Улицы города лежали под студеным небом в неумолимой окостенелости покойника. Прямые, равнинные дороги, концы которых терялись из глаз, были как ледяные стальные стрелы, проткнувшие ветряные дали и убогость обнаженных осенних полей. Иззябшие солдаты на прямой улице напоминали о лежащей где-то за всем этим войне.
Томан поспешно отвернулся от улицы и от солдат.
Госпожа Галецкая была уже готова. Галецкий не выходил, да, впрочем, Томан и рад был этому. Госпожа Галецкая, если только находилась в добром расположении духа, как сегодня, умела говорить одна. Томан лишь изредка поддакивал, с неуклюжей вежливостью величая ее «мадам» или «мадам Галецкая». В конце концов она запротестовала, шутливо упрекнув Томана в забывчивости и напомнив свое имя:
— Надежда Борисовна, Осип Францевич! Надежда Борясовна. Совершенно достаточно, если вы запомните два этих русских слова.
На главной улице их остановил полицейский, потребовал документы у Томана.
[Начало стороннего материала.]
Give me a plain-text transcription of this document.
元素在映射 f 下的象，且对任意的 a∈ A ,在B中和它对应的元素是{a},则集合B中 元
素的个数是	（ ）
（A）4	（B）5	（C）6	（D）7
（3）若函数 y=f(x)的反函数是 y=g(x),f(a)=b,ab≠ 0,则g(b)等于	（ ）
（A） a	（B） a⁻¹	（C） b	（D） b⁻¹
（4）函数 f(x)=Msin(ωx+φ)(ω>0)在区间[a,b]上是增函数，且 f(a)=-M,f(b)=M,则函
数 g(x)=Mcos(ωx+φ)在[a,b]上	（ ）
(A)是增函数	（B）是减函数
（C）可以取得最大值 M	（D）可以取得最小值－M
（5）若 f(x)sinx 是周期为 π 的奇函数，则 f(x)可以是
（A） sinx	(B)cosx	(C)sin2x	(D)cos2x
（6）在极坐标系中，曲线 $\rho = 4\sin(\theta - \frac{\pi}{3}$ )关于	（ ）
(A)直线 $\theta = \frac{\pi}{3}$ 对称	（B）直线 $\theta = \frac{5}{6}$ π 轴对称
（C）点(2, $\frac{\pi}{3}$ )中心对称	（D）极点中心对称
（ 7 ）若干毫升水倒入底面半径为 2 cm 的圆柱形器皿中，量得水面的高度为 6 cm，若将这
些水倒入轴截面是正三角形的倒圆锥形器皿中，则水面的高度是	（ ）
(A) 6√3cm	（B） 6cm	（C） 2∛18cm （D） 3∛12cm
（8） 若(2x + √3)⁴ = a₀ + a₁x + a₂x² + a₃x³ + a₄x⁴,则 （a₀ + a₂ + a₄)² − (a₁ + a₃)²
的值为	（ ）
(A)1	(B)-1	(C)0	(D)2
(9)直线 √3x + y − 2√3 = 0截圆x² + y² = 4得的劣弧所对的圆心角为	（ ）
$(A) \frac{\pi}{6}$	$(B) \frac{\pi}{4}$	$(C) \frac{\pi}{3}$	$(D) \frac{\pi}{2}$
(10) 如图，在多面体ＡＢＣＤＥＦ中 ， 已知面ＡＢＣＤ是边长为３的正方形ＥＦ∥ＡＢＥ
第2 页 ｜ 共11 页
Госпожа Галецкая струхнула, а потом без конца смеялась над этим «инцидентом» и над «глупостью русских полицейских». Она показала ему издали дом, где жила секретарша Зуевского Соня. Томан, лишь бы сказать что-нибудь, спросил о родителях Сони.
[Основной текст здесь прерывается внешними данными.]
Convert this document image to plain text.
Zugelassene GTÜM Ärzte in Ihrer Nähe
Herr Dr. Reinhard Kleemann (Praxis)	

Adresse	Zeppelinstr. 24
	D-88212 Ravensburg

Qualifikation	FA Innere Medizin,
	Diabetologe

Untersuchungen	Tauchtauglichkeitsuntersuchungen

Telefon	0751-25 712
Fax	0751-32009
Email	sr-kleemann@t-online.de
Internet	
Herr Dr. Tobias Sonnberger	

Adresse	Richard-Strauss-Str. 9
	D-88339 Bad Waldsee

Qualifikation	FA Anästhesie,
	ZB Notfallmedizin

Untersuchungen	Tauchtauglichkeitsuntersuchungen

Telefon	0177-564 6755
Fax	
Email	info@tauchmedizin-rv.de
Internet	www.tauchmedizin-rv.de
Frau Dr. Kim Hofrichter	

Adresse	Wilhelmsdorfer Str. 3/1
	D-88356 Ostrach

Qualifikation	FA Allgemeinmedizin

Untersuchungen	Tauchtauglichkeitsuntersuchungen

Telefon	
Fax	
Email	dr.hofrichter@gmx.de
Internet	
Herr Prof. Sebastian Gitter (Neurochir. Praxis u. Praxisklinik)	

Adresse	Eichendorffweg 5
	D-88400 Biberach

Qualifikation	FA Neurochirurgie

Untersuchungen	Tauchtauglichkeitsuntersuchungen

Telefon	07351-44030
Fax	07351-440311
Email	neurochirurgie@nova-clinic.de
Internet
— Вот настоящий немец! — дразнила его за это госпожа Галецкая. — Первым долгом интересуется родителями Гретхен… Вам еще не сказали, что Соня — сирота? Что ж, ладно. Отец ее, к вашему сведению, давно умер, а мать… Тут я должна просить вас — о матери вы ее никогда не спрашивайте. Понимаете, да?
— Но почему?
Госпожа Галецкая приложила пальчик к алым губкам.
— Я же вас просила не спрашивать!
Сони они не застали дома. Какая-то женщина у дверей направила их к соседнему дому, к Палушиной.
Соня помогала вдове собирать на фронт ее сына Гришу.
Казалось, Соня не ожидала посещения. Старая вдова, особенно сильно страдавшая сегодня от ревматизма, не вставала с кресел. Она только вытерла слезы и пригласила гостей присесть. Прапорщик Палушин, уезжавший вечером, бродил по родному дому с пустыми руками: в душе его уже все было прибрано перед разлукой. Несмотря на это, старая дама, узнав, зачем пришли гости, искренне тронутая, сама предложила Соне и Грише:
— Идите, детки, идите! Иди, сыночек, помолись богу… А я… — тут голос ее сорвался, — я побуду… дома…
Палушин притворялся мужественным, бесчувственным к материнским слезам.
— Пойдемте, — сказал он. — Потому что дожидаться вечера под бабье хныканье — хуже чем сидеть в окопах.
Он и к Томану обращался с раздраженной неприязнью.
— Буду рад очутиться на фронте! — заявил он ему с нескрываемой язвительностью. — И больше уж ни одного австрияка живым в плен не возьму!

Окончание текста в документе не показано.